During one panel, I had a conversation with several professors of Chinese art and three artists from rural China who seek to use their traditional artworks to bring about revitalization and economic development in their villages. In another panel, I listened as literature professors explained how post-Mao satirical writings and literature can be a lens through which one understands the shattering violence of the Cultural Revolution.
On Saturday evening, when the conference keynote speaker, Dr. Perry Link, finished his keynote address on how literary dissidents speak truth to power against injustices in communist China, I posed a simple question, “What then must we, as students, do to help bring about justice and rights in China?” “To simply speak the truth and seek the truth,” he replied, quoting Liu Xiaobo, the Chinese Nobel Peace Prize laureate whose writings Dr.
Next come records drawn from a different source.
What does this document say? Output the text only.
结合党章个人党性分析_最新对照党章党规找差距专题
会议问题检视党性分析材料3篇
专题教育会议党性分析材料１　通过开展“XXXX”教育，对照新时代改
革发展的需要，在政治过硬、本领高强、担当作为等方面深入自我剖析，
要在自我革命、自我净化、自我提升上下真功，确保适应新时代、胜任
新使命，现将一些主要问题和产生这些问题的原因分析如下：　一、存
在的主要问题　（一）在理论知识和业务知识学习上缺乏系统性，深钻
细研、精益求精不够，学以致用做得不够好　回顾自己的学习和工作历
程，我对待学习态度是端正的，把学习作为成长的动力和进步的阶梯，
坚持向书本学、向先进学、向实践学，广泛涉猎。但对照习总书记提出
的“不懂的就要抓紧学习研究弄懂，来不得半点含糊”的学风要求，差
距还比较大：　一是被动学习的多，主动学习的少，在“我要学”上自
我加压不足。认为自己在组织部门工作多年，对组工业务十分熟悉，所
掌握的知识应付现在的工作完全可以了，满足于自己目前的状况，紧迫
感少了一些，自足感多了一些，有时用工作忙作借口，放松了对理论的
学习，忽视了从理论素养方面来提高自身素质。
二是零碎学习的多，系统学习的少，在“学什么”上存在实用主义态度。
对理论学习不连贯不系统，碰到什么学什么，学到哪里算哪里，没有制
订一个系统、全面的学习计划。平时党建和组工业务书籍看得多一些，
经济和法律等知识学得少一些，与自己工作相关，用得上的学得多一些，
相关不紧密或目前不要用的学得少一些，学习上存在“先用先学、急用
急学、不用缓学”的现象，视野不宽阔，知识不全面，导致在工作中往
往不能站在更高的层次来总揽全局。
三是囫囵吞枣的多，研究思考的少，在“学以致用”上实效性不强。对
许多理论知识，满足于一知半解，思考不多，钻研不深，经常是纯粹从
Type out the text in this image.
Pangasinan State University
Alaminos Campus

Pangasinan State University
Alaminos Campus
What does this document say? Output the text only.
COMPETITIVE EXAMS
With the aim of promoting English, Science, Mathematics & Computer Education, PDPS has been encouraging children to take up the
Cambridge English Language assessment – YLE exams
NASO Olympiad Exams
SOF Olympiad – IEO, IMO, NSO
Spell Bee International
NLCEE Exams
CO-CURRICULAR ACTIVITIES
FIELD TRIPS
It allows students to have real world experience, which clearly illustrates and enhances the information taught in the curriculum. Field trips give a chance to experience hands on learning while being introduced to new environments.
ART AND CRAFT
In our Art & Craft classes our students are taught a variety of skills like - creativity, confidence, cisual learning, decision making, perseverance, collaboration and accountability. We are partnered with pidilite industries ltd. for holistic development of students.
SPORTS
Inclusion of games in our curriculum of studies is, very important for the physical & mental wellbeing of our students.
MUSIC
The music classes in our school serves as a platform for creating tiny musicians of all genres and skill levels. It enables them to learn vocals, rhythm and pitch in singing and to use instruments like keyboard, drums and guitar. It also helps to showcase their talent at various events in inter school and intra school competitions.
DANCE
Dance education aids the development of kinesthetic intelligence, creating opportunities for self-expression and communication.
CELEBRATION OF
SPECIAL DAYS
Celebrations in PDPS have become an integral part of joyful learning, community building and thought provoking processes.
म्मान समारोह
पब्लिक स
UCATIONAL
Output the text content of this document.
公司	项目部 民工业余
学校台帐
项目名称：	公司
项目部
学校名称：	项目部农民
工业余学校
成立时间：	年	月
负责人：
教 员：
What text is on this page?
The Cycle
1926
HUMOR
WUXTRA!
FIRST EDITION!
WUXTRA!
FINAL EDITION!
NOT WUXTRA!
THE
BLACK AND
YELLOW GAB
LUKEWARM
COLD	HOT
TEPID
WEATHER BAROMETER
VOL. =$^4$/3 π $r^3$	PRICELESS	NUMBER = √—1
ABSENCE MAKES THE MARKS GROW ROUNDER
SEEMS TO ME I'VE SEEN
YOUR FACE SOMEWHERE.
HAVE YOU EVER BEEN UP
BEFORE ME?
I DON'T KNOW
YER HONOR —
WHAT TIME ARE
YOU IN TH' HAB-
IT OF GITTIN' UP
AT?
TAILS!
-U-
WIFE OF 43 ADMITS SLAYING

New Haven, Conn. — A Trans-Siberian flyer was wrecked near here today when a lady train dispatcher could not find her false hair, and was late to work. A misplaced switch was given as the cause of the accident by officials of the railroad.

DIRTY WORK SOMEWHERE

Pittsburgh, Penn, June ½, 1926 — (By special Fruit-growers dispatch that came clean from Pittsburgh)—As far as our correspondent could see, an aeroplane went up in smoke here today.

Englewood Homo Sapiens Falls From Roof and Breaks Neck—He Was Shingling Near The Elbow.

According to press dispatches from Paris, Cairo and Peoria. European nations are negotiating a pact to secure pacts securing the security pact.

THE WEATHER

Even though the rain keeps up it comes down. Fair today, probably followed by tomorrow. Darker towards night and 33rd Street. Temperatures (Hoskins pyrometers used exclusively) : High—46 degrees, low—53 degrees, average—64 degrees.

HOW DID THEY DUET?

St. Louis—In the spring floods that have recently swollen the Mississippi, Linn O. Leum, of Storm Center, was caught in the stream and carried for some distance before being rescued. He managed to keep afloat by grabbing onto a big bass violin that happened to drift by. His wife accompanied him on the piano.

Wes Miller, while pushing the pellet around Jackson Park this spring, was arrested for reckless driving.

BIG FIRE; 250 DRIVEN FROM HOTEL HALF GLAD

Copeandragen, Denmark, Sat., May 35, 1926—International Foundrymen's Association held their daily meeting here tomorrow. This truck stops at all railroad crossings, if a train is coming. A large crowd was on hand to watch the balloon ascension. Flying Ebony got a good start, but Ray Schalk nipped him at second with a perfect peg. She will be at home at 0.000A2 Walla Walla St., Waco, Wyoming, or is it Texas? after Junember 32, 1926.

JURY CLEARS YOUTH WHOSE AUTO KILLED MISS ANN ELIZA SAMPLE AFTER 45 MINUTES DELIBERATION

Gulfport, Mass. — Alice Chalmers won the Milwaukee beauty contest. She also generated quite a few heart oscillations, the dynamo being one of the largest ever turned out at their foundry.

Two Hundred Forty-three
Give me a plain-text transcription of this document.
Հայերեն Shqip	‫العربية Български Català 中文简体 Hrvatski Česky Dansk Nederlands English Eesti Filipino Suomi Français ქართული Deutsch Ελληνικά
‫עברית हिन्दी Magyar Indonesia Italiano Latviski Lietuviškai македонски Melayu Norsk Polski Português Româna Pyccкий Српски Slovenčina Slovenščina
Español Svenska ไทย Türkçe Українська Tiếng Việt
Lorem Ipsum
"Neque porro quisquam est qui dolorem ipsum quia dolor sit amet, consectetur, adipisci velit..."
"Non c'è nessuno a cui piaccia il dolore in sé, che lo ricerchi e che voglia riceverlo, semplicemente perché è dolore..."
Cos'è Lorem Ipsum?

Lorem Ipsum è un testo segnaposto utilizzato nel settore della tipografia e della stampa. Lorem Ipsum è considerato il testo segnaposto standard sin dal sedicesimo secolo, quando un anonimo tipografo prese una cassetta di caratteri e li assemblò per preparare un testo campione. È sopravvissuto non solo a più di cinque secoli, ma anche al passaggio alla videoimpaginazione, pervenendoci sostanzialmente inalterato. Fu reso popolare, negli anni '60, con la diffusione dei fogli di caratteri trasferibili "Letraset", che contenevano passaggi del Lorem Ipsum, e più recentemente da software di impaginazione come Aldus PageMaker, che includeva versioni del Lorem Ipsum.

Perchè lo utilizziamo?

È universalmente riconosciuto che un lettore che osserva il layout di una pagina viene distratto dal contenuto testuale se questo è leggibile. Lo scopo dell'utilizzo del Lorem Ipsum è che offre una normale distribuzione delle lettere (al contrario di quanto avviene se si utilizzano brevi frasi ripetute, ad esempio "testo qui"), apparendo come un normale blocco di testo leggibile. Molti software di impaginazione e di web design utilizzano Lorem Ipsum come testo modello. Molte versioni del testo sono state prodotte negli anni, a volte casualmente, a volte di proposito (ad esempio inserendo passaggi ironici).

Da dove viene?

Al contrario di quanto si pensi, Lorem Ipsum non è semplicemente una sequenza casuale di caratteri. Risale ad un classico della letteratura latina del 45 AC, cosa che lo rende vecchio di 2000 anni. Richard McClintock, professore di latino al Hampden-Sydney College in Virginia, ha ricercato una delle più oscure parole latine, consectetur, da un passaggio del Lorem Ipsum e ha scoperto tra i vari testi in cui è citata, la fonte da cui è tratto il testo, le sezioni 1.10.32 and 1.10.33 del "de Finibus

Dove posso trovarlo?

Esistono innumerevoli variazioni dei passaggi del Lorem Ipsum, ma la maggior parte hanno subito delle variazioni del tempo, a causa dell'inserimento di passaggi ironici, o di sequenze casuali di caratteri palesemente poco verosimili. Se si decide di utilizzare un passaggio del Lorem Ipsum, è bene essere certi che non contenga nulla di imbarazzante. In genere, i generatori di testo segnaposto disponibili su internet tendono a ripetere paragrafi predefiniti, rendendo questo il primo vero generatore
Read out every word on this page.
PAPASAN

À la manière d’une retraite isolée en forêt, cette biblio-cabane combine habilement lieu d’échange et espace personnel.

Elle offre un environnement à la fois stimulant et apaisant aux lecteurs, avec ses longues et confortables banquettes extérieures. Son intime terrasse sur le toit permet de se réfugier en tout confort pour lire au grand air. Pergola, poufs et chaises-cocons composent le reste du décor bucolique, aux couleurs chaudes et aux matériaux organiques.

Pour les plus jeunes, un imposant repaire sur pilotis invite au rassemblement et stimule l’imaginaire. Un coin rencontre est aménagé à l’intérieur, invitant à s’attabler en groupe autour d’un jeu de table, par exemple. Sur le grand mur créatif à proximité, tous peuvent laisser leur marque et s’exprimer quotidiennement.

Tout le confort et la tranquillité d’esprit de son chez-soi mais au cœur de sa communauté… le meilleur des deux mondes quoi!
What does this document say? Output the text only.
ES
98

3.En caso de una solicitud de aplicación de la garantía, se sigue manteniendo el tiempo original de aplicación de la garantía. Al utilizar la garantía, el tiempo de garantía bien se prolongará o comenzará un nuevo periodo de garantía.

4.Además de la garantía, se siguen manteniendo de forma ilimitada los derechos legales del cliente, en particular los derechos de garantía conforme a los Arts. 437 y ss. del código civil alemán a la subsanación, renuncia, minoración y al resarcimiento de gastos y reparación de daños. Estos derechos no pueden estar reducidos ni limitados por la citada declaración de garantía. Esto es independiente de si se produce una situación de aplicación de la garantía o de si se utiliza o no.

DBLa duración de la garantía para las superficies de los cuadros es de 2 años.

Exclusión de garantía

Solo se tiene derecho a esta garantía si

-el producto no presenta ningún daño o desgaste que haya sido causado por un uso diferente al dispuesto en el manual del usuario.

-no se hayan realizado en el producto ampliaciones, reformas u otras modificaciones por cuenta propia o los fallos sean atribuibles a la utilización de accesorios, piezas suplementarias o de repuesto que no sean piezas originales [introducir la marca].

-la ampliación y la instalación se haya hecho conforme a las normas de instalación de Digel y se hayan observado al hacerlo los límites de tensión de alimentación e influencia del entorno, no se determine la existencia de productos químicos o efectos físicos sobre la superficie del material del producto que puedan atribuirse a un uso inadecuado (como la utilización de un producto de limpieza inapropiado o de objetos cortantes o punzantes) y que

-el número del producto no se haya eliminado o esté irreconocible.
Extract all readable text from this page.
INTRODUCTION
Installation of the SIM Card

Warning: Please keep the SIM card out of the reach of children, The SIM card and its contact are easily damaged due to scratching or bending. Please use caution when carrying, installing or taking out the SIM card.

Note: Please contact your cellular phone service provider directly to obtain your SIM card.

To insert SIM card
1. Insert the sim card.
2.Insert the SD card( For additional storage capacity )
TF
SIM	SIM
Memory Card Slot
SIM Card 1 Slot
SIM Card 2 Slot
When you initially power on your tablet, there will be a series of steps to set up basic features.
Link himself translated.
This short yet powerful response, in light of my experience at the AACS Conference, allowed me to begin seeing my research work on Chinese politics and humanities as a form of truth-seeking. My research interests in the intersection between literature, political philosophy, arts, and religion are topics seemingly trivial to the politics and development of the world’s most populated country. Yet, conversing with professors with similar interests reminded me that all these research topics do matter, because they have a role in seeking, revealing, and speaking the truth. And the truth, as Dr. Link’s keynote address reminded me, is where political action for justice, human rights, and democratization begins.
At the conference, the religion and politics professors I met gave me the confidence to move forward with my research fieldwork on the political theology and impact of the Chinese Catholic Church. I was also able to connect with scholars in similar fields of study, with whom I will be collaborating on a research paper on the ideological mechanisms of the current Chinese administration, and hopefully we will present this paper together at a political science conference next spring.